Figure 6. Ca²⁺ transport by the Na⁺-Ca²⁺ exchanger in low pH and zero Na⁺

Ca²⁺ extrusion via the Na⁺-Ca²⁺ exchanger was blocked by omitting Na⁺ and Ca²⁺ from the superfusing solution. Traces in A–D show from top to bottom: [Ca²⁺]_i transients and the corresponding line scan images of fluo-3 fluorescence in pH_o 7.4 (A) and pH_o 5 (C), and under Na⁺₀- and Ca²⁺_o-free conditions: pH_o 7.4 (B) and pH_o 5 (D) measured in a single ventricular myocyte.
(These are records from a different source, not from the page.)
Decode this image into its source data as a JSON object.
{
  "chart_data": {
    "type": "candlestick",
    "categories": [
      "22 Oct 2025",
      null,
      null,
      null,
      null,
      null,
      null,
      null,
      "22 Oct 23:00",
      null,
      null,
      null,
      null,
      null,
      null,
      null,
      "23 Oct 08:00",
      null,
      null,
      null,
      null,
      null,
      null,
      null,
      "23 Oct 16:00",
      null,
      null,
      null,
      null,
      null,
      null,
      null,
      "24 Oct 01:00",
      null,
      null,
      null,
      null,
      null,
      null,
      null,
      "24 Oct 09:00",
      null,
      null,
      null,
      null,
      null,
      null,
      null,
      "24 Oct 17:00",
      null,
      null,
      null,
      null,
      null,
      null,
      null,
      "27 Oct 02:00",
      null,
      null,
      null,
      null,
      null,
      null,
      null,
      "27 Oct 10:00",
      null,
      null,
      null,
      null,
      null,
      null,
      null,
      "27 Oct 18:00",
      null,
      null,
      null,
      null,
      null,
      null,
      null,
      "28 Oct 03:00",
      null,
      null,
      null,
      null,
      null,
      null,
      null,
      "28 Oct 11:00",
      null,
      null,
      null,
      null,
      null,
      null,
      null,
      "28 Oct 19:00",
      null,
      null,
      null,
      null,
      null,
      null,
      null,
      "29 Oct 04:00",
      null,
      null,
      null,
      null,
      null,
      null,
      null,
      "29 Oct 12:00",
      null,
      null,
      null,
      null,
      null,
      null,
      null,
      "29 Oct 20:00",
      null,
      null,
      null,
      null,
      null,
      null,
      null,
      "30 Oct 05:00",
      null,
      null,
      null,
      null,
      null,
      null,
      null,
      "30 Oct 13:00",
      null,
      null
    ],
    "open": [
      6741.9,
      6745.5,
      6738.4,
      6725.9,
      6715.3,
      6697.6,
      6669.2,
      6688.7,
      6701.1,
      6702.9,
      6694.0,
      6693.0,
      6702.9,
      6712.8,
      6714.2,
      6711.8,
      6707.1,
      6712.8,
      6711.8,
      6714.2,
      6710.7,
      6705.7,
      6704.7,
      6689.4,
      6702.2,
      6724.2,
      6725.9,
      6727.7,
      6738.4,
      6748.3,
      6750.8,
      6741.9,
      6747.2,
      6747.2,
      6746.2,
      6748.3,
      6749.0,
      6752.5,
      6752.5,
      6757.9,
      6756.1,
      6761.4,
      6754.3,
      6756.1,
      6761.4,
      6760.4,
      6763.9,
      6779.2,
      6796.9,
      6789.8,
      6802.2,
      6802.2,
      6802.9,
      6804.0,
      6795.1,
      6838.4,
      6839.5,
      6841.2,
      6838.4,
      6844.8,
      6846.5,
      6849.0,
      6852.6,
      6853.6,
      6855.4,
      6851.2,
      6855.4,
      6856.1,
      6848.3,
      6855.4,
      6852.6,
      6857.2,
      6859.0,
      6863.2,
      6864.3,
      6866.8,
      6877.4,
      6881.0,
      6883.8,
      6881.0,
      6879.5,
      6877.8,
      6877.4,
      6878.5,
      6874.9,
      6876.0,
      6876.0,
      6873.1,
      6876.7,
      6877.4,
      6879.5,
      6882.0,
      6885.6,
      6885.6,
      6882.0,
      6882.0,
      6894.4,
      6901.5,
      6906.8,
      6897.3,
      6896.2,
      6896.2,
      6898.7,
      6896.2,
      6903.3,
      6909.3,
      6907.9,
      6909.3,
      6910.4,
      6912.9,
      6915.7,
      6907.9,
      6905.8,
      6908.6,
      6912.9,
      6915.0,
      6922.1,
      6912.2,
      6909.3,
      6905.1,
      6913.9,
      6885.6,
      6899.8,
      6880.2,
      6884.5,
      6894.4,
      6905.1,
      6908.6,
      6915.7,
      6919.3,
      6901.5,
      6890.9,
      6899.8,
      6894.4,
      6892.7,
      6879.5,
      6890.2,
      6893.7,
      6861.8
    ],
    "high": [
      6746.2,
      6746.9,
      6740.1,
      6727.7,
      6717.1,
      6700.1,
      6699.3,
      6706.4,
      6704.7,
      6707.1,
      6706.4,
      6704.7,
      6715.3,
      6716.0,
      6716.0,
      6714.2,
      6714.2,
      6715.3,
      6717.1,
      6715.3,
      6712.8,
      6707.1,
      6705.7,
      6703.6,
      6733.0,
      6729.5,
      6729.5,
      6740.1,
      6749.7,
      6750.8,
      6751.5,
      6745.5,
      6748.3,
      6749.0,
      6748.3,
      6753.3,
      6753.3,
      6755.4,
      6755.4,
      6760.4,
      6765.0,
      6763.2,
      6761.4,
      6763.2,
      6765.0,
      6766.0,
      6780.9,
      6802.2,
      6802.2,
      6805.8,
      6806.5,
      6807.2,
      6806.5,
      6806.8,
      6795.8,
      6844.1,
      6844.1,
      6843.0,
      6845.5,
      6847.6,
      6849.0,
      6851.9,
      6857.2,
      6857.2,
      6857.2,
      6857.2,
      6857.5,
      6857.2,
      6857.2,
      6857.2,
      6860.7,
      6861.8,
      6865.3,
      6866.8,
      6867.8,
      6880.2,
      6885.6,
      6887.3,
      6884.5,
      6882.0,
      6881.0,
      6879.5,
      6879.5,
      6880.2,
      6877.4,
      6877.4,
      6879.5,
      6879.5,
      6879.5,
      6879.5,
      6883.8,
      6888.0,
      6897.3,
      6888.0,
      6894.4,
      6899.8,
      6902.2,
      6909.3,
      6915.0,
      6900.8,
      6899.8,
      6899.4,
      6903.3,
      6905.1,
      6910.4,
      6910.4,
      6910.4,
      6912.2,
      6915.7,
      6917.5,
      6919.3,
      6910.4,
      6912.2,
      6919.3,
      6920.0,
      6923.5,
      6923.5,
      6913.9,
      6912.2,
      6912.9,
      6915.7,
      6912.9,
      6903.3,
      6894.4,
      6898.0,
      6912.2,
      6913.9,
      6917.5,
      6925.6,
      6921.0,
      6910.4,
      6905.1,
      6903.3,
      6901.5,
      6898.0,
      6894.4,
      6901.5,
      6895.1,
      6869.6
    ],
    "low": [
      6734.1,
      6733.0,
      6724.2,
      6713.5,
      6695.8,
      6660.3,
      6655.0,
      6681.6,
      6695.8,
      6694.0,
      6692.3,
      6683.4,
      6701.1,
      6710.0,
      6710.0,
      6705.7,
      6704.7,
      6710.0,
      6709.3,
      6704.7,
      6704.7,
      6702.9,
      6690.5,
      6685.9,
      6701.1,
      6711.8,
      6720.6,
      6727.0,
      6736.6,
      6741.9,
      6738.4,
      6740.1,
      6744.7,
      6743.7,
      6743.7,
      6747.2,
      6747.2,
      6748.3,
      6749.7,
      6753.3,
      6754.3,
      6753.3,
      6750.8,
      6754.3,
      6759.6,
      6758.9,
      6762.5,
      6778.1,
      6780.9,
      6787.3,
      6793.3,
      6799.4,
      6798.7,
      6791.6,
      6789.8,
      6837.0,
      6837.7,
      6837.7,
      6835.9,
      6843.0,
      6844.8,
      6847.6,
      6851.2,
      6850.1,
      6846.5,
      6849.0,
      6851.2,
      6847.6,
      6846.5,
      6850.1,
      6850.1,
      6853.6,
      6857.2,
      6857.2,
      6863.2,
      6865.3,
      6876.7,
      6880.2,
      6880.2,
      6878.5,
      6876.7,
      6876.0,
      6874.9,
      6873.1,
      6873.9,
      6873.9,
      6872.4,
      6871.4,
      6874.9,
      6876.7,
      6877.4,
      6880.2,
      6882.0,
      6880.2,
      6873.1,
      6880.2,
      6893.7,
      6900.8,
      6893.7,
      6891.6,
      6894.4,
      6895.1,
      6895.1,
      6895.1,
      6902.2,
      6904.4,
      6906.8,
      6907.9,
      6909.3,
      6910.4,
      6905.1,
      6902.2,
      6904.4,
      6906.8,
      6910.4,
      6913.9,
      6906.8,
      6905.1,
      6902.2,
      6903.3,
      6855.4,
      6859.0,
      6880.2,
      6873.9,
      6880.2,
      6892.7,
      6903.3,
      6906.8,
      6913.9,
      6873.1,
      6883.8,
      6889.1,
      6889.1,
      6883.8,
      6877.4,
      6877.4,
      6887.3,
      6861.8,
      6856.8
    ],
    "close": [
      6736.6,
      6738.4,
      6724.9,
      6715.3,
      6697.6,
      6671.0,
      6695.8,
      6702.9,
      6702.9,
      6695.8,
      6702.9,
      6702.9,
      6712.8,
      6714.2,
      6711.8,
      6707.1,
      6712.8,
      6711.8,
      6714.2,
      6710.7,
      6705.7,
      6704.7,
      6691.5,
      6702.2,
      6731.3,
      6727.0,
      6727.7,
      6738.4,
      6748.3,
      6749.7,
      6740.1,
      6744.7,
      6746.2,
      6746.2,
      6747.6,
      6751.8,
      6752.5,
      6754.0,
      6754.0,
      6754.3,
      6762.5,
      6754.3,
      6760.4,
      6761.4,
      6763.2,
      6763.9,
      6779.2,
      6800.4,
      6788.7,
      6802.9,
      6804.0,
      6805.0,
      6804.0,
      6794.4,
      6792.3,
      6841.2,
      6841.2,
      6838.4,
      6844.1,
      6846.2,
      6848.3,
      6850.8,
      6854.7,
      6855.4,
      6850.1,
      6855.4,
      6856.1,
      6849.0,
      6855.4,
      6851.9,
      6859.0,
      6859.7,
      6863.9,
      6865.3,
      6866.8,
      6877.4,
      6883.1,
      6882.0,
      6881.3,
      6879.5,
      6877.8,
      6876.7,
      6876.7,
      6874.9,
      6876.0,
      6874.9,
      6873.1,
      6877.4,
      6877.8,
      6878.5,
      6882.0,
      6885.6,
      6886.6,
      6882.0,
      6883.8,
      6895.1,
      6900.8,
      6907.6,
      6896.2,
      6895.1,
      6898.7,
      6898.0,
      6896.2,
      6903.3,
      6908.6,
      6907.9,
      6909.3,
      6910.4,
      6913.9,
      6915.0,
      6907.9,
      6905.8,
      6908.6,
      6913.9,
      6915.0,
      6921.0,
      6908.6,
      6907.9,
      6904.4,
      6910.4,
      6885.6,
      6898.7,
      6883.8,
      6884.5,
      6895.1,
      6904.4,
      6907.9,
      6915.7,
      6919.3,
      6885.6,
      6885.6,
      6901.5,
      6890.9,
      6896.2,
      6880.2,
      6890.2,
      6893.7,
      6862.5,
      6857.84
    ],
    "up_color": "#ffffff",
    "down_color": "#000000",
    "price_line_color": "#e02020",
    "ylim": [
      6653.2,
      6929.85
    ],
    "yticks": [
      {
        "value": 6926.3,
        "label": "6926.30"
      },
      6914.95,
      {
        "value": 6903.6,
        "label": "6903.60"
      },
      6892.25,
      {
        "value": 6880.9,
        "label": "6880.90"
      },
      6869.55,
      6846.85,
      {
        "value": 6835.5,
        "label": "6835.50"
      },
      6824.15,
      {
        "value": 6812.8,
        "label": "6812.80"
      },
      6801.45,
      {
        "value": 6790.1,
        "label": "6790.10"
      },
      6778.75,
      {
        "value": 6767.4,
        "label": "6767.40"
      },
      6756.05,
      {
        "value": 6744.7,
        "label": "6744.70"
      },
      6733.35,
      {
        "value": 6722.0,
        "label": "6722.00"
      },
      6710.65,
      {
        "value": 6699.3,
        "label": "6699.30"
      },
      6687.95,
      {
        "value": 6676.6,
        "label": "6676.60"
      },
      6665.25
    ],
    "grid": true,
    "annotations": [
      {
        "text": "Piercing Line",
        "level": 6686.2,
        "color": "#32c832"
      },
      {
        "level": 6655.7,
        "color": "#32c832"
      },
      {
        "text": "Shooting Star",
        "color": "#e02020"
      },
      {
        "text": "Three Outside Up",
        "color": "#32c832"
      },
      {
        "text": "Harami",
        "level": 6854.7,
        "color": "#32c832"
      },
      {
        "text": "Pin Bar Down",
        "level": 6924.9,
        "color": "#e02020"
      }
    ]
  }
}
In E, the Ca²⁺ transport rate (dCa_i/dt) was calculated and normalized for the maximal rate at pH_o 7.4. Note that in the absence of Na⁺ no acceleration of Ca²⁺ transport by pH 5 was observed. Error bars represent mean ±s.e.m. (n= 6). *P < 0.05 vs. pH_o 7.4 and **P < 0.001 vs. pH_o 7.4.